Equally moving is the nearby Nyamata Genocide Memorial, the final resting place of 50,000 locals. Inside are piles of victims’ clothing, and in the basement, shelves filled with skulls — the thick fractures which slice across many a reminder that machetes were the instrument of choice.
It’s somewhat surreal, stepping outside a dark, bloodstained church into the blazing sun and a world which has transformed into Africa’s biggest success story.
And Eric Dusingizimana, captain of Rwanda’s cricket team, has played a huge part in that success. I meet him in the dusty grounds of a Kigali college. Until recently, this was where Rwanda’s cricketers came to play. In 2016, Eric broke the world record for the longest time batting (51 hours) to raise money for a new cricket ground.
As we wander through throngs of students, Eric explains that we’re at the scene of Rwanda’s worst mass killings.
In 1994, this was the site of the École Technique Officielle, a Catholic school.

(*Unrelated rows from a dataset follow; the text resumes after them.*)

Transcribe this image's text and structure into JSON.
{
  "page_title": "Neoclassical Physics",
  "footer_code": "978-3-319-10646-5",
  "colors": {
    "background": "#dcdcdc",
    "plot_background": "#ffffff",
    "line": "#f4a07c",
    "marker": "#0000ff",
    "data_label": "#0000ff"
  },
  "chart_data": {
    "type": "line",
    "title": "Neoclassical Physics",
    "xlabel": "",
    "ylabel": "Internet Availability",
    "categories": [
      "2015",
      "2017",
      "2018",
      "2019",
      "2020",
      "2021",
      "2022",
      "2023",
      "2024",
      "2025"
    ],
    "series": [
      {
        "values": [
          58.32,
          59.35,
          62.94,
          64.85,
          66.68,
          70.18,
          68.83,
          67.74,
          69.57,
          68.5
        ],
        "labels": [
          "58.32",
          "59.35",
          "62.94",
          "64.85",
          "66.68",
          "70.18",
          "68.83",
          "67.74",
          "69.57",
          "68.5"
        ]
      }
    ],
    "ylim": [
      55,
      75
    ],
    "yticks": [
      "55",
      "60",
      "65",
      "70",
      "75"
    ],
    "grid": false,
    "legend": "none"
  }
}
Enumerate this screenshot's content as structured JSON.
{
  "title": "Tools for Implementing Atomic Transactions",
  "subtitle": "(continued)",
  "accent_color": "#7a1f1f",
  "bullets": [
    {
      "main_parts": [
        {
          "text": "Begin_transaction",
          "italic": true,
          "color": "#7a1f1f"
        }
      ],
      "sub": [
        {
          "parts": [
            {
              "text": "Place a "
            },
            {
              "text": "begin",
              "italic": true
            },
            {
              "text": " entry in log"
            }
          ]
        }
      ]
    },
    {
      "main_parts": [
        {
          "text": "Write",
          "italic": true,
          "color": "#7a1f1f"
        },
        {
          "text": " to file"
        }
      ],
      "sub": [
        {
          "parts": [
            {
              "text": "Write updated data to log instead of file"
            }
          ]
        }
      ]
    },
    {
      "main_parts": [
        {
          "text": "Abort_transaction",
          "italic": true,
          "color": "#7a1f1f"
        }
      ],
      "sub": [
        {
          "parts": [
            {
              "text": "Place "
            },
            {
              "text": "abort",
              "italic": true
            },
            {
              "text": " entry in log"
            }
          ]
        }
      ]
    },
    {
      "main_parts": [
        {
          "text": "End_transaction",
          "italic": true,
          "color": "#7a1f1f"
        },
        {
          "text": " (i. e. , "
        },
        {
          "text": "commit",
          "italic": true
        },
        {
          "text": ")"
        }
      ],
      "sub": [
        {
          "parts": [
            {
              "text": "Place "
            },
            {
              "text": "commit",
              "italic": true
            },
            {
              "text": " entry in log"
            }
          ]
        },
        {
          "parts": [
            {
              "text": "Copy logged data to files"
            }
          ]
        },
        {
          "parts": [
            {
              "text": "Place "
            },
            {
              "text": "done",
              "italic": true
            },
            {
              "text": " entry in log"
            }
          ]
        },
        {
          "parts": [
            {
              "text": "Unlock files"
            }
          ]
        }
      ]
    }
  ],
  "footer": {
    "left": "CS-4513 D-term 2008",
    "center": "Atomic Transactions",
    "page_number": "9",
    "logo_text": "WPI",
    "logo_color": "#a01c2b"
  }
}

When UN peacekeepers set up camp here, Tutsis flocked to the site, seeking protection. On April 11, the UN left without warning, leaving those inside to the mercy of the machete-wielding Hutus waiting outside. Thousands were slaughtered in a matter of hours.
We drive to the new cricket ground, a beautiful expanse of immaculately-manicured grass. Instead of stands, there are grassy banks to sit on, and the views over Rwanda’s hills are breathtaking. There’s a spectacular, red brick club house with a beautiful curved roof.
“It mirrors the trajectory of a bouncing cricket ball,” Eric says.
Further proof of Rwanda’s ability to focus on the future comes on a visit to Kigali’s Nyamirambo Women’s Centre, set up to help local women.
“A sewing machine can be very empowering,” sales manager Nadége says.
When the organisation was founded, the women, many of whom were illiterate, worked from home. Profits were poured back into the organisation, and employees now work in a small factory, next to a boutique filled with their work: children’s clothes, stuffed toys made with printed fabric and cushions worthy of a spread in Australia’s top interior design magazines.
The profits also helped fund a library, where an initial collection of 500 books has grown
to 3000. Other sources of income include craft workshops and guided tours of the neighbourhood.
I spend my last few days at Lake Kivu Serena Hotel, on the shores of the body of water that straddles Rwanda’s border with The Congo. It takes me four hours and costs me about $5 to get here, on a local bus which chugs past tea plantations, colourful villages and cyclists clinging onto bumpers of lorries to ease their ascents of Rwanda’s steepest hills.
The hotel’s a popular base for tourists hoping to visit Amashuza Hot Springs, coffee plantations and the gorilla-filled Volcanoes National Park.
As for me? I spend the afternoon sprawled on the hotel’s palm-fringed beach, reflecting on Rwanda’s amazing comeback.
Next year, a new lodge will open in Akagera National Park, which is home to Africa’s famous “Big Five” — lions, leopards, rhinos, elephant and buffalo. Post-genocide, lions disappeared after being hunted by those who’d fled there.
Later this year, luxury safari operator One & Only will open a new lodge in Rwanda’s north. And in June, Kigali’s cricket ground will host its first major tournament — the ICC World Cup T20 Regional Qualifiers, which will unite Rwanda, Tanzania, Uganda and Kenya.
Suddenly 1994 seems like light years away.